Short jokes
You're so skinny that a Wi-Fi signal is stronger.
Google 'dancing Israelis'.
Why don't you have a life?
Because you're ugly.
What did the water say to the cup?
"Good day!"
My girlfriend who is a Jehovah's Witness had sex with me so hard, she turned to Christianity.
What is Jimmy Savile's favorite Roblox game?
"Undress to Impress."
Unfortunately, NASCAR has been canceled.
The woke people heard that it was a human traffic ring.
What’s the difference between a crossdresser and a trans person?
About 3 years.
A fat homeless person begged me for food, so I said, "I can see your dinner. You had plenty!"
I tried to fight a razor. It cut me so deep I thought I would die.
Turns out he didn't kill me.

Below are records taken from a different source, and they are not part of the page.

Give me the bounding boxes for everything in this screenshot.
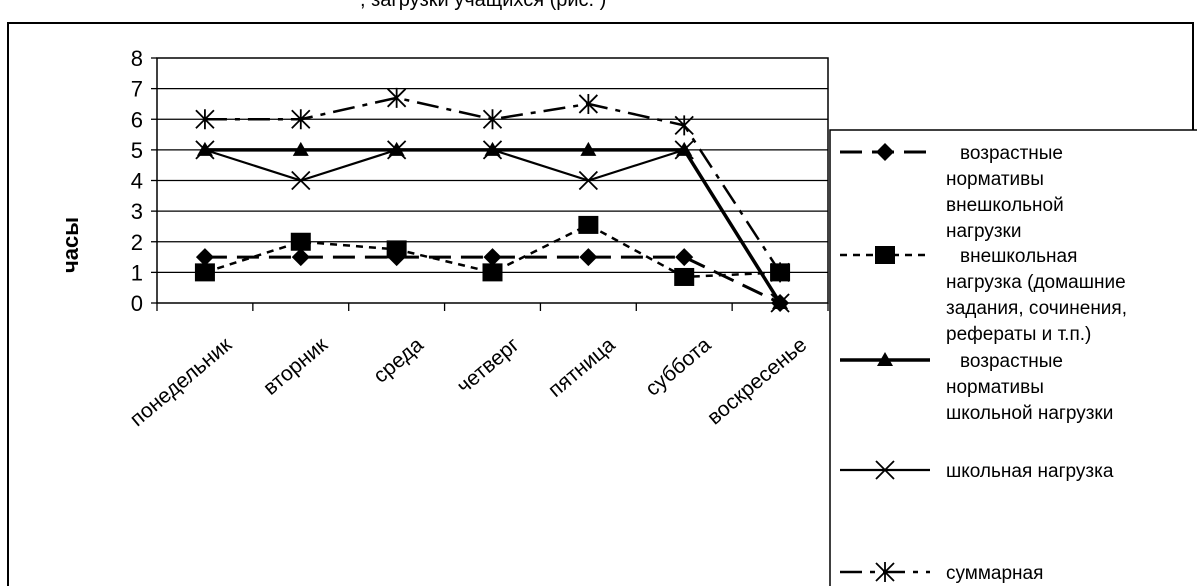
- point-school_load: [291, 170, 311, 191]
- x-axis: понедельник вторник среда четверг пятница суб…: [126, 303, 829, 431]
- x-tick-label: среда: [369, 333, 428, 388]
- point-extra_load: [578, 215, 599, 234]
- legend-box: [829, 129, 1197, 586]
- point-extra_load: [386, 240, 407, 259]
- point-age_norm_school: [292, 141, 309, 156]
- legend-label: внешкольной: [946, 195, 1064, 216]
- point-total: [770, 262, 790, 283]
- x-tick-label: воскресенье: [703, 333, 811, 429]
- point-age_norm_school: [580, 141, 597, 156]
- caption-fragment: , загрузки учащихся (рис. ): [360, 0, 606, 11]
- point-school_load: [770, 293, 790, 313]
- legend-label: нагрузка (домашние: [946, 272, 1126, 293]
- point-school_load: [195, 140, 215, 160]
- legend: возрастные нормативы внешкольной нагрузки вн…: [840, 143, 1127, 584]
- y-tick-label: 5: [131, 138, 143, 163]
- legend-marker-school_load: [875, 460, 895, 480]
- x-tick-label: вторник: [259, 333, 333, 400]
- series-group: [194, 87, 791, 313]
- legend-label: нормативы: [946, 169, 1044, 190]
- y-tick-label: 8: [131, 46, 143, 71]
- y-tick-label: 4: [131, 169, 143, 194]
- legend-label: возрастные: [960, 143, 1063, 164]
- y-tick-label: 7: [131, 77, 143, 102]
- legend-label: внешкольная: [960, 246, 1077, 267]
- point-total: [674, 115, 694, 136]
- point-total: [387, 87, 407, 108]
- y-tick-label: 3: [131, 199, 143, 224]
- legend-label: нормативы: [946, 377, 1044, 398]
- legend-marker-extra_load: [875, 246, 895, 264]
- legend-label: суммарная: [946, 563, 1043, 584]
- point-extra_load: [482, 263, 503, 282]
- point-age_norm_extra: [291, 248, 310, 267]
- x-tick-label: четверг: [453, 333, 524, 398]
- point-school_load: [482, 140, 503, 160]
- point-school_load: [387, 140, 407, 160]
- y-tick-label: 2: [131, 230, 143, 255]
- point-age_norm_extra: [675, 248, 694, 267]
- legend-label: задания, сочинения,: [946, 298, 1127, 319]
- legend-label: рефераты и т.п.): [946, 324, 1091, 345]
- legend-marker-age_norm_school: [877, 352, 893, 366]
- point-total: [195, 109, 215, 130]
- x-tick-label: пятница: [544, 333, 620, 402]
- x-tick-label: понедельник: [126, 333, 237, 431]
- point-extra_load: [194, 263, 215, 282]
- y-axis: 0 1 2 3 4 5 6 7 8: [131, 46, 157, 316]
- point-total: [291, 109, 311, 130]
- point-total: [482, 109, 503, 130]
- legend-marker-age_norm_extra: [876, 143, 894, 161]
- y-tick-label: 6: [131, 107, 143, 132]
- legend-marker-total: [875, 562, 895, 582]
- point-school_load: [578, 170, 598, 191]
- point-age_norm_extra: [195, 248, 214, 267]
- y-tick-label: 1: [131, 260, 143, 285]
- legend-label: школьная нагрузка: [946, 461, 1114, 482]
- legend-label: возрастные: [960, 351, 1063, 372]
- point-total: [578, 93, 598, 114]
- legend-label: нагрузки: [946, 221, 1021, 242]
- legend-label: школьной нагрузки: [946, 403, 1113, 424]
- point-school_load: [674, 140, 694, 160]
- x-tick-label: суббота: [641, 333, 715, 401]
- y-axis-label: часы: [58, 217, 83, 273]
- point-age_norm_extra: [579, 248, 598, 267]
- point-extra_load: [290, 232, 311, 251]
- point-age_norm_extra: [483, 248, 502, 267]
- point-extra_load: [674, 267, 695, 286]
- y-tick-label: 0: [131, 291, 143, 316]
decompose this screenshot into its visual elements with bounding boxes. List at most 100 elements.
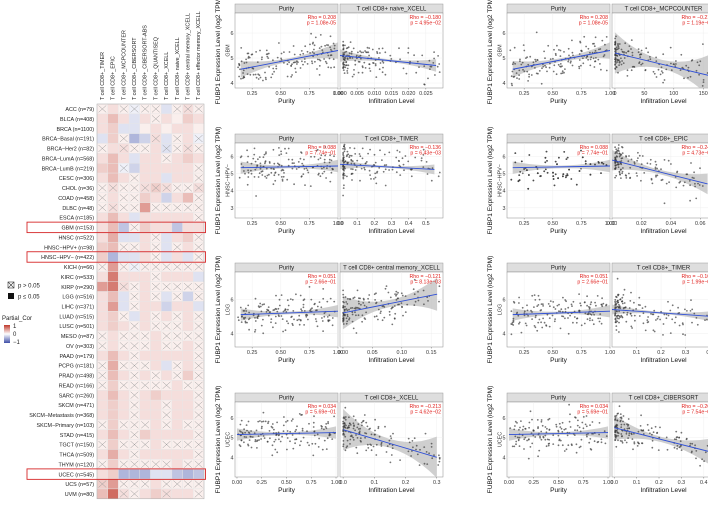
- data-point: [615, 296, 618, 299]
- data-point: [533, 325, 536, 327]
- data-point: [381, 319, 384, 322]
- data-point: [584, 162, 587, 165]
- data-point: [531, 294, 534, 297]
- data-point: [346, 445, 349, 448]
- data-point: [346, 150, 349, 153]
- data-point: [355, 332, 358, 334]
- data-point: [431, 167, 434, 170]
- data-point: [255, 76, 258, 79]
- data-point: [401, 157, 404, 160]
- data-point: [346, 161, 349, 164]
- data-point: [548, 417, 551, 420]
- nonsignificant-cross-mark: [173, 282, 182, 291]
- data-point: [699, 464, 701, 467]
- data-point: [240, 439, 243, 442]
- data-point: [599, 48, 602, 50]
- data-point: [614, 164, 617, 167]
- data-point: [667, 314, 670, 317]
- data-point: [616, 413, 619, 415]
- heatmap-cell: [160, 212, 173, 223]
- nonsignificant-cross-mark: [183, 332, 192, 340]
- data-point: [536, 168, 539, 170]
- data-point: [646, 319, 649, 321]
- data-point: [617, 412, 619, 415]
- data-point: [647, 59, 650, 62]
- colorbar-tick: 1: [13, 324, 17, 330]
- data-point: [286, 430, 289, 432]
- heatmap-cell: [139, 163, 151, 174]
- data-point: [651, 433, 653, 436]
- data-point: [614, 159, 617, 162]
- data-point: [557, 177, 559, 180]
- heatmap-cell: [171, 390, 183, 401]
- heatmap-cell: [128, 232, 141, 243]
- heatmap-row-label: SKCM (n=471): [58, 403, 94, 409]
- data-point: [265, 177, 268, 179]
- data-point: [604, 43, 606, 46]
- heatmap-cell: [182, 390, 194, 401]
- data-point: [511, 70, 514, 73]
- data-point: [529, 410, 532, 413]
- data-point: [568, 403, 570, 406]
- cancer-label: GBM: [498, 44, 504, 57]
- data-point: [573, 434, 576, 436]
- data-point: [422, 166, 425, 169]
- data-point: [565, 174, 568, 177]
- data-point: [367, 57, 369, 60]
- data-point: [580, 304, 582, 307]
- data-point: [637, 51, 640, 54]
- data-point: [598, 422, 601, 424]
- heatmap-row-label: TGCT (n=150): [59, 443, 94, 449]
- data-point: [680, 53, 683, 56]
- data-point: [281, 318, 284, 320]
- data-point: [292, 310, 295, 312]
- heatmap-cell: [107, 291, 119, 302]
- data-point: [616, 300, 618, 303]
- data-point: [614, 159, 617, 162]
- data-point: [413, 278, 416, 281]
- heatmap-cell: [96, 468, 108, 480]
- data-point: [282, 430, 285, 433]
- data-point: [654, 160, 657, 163]
- heatmap-cell: [171, 232, 183, 243]
- data-point: [563, 51, 565, 53]
- p-value-label: p = 7.74e−01: [577, 151, 608, 157]
- y-tick-label: 6: [231, 155, 234, 161]
- data-point: [585, 415, 588, 417]
- data-point: [375, 301, 378, 304]
- data-point: [243, 428, 246, 431]
- data-point: [533, 63, 535, 66]
- data-point: [619, 416, 622, 419]
- heatmap-cell: [107, 399, 119, 411]
- data-point: [262, 332, 265, 335]
- data-point: [257, 315, 260, 317]
- data-point: [552, 443, 555, 445]
- data-point: [274, 171, 277, 174]
- data-point: [614, 168, 617, 170]
- data-point: [632, 448, 634, 451]
- confidence-band: [612, 149, 708, 195]
- data-point: [358, 61, 361, 63]
- data-point: [558, 439, 561, 442]
- data-point: [346, 67, 349, 70]
- data-point: [602, 162, 605, 165]
- data-point: [536, 172, 539, 175]
- data-point: [539, 435, 541, 438]
- data-point: [630, 325, 633, 328]
- data-point: [510, 178, 513, 181]
- heatmap-cell: [96, 251, 108, 263]
- nonsignificant-cross-mark: [151, 184, 160, 192]
- data-point: [297, 161, 300, 163]
- data-point: [543, 170, 546, 173]
- data-point: [527, 187, 530, 190]
- panel-background: [611, 271, 708, 348]
- data-point: [384, 73, 387, 76]
- data-point: [328, 161, 331, 164]
- nonsignificant-cross-mark: [130, 421, 139, 429]
- data-point: [348, 156, 351, 159]
- data-point: [526, 439, 528, 442]
- heatmap-row-label: PAAD (n=179): [59, 354, 94, 360]
- data-point: [556, 304, 559, 307]
- data-point: [614, 151, 617, 154]
- facet-strip-label: Purity: [551, 7, 566, 13]
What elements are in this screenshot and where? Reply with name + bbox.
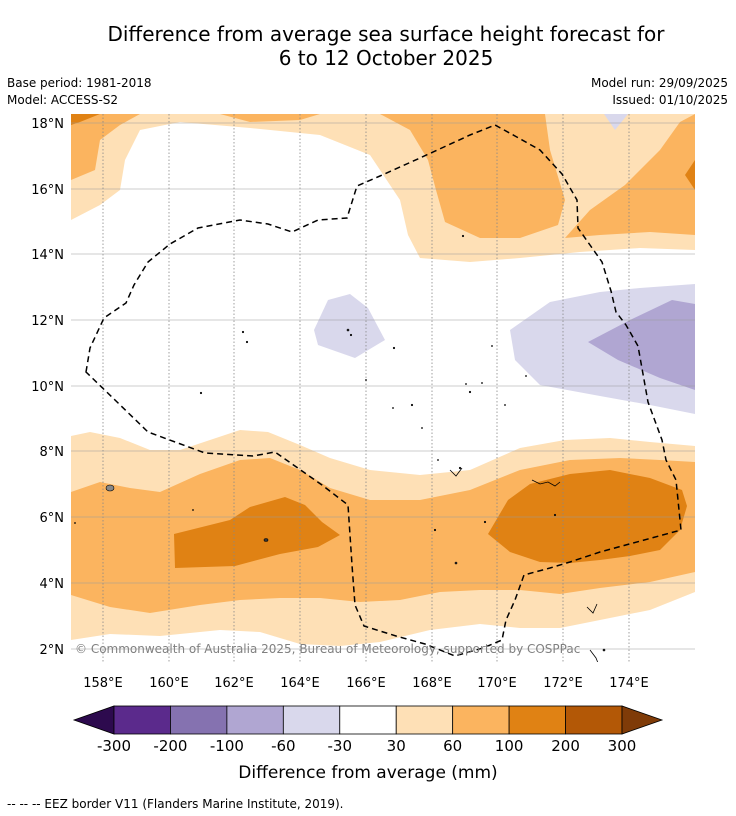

I was never happy, but that shit made me angry.
What are the 2 fights Africa could never win?
A food fight and a water fight!
Minimalism is a scam created by Big Small to sell more less.
What’s the difference between erotic and kinky?
Erotic is usually a feather. Kinky is using the whole chicken.
I asked the librarian if they had any books on anxiety.
She replied with, "Won't you worry a lot about returning it late?"
Why did the pencil want to kill himself?
He had no point in life.
What's the best card in Clash Royale?
The Credit Card.
How do you think they found out cows produce milk?
Two kids having fun in the barn.
If Eve sacrificed the human race for an apple, what would she do for a Klondike bar?
What is the definition of suspicion? A: A nun doing squats in a cucumber field.
Children are like pills.
The smaller they are, the easier they are to take.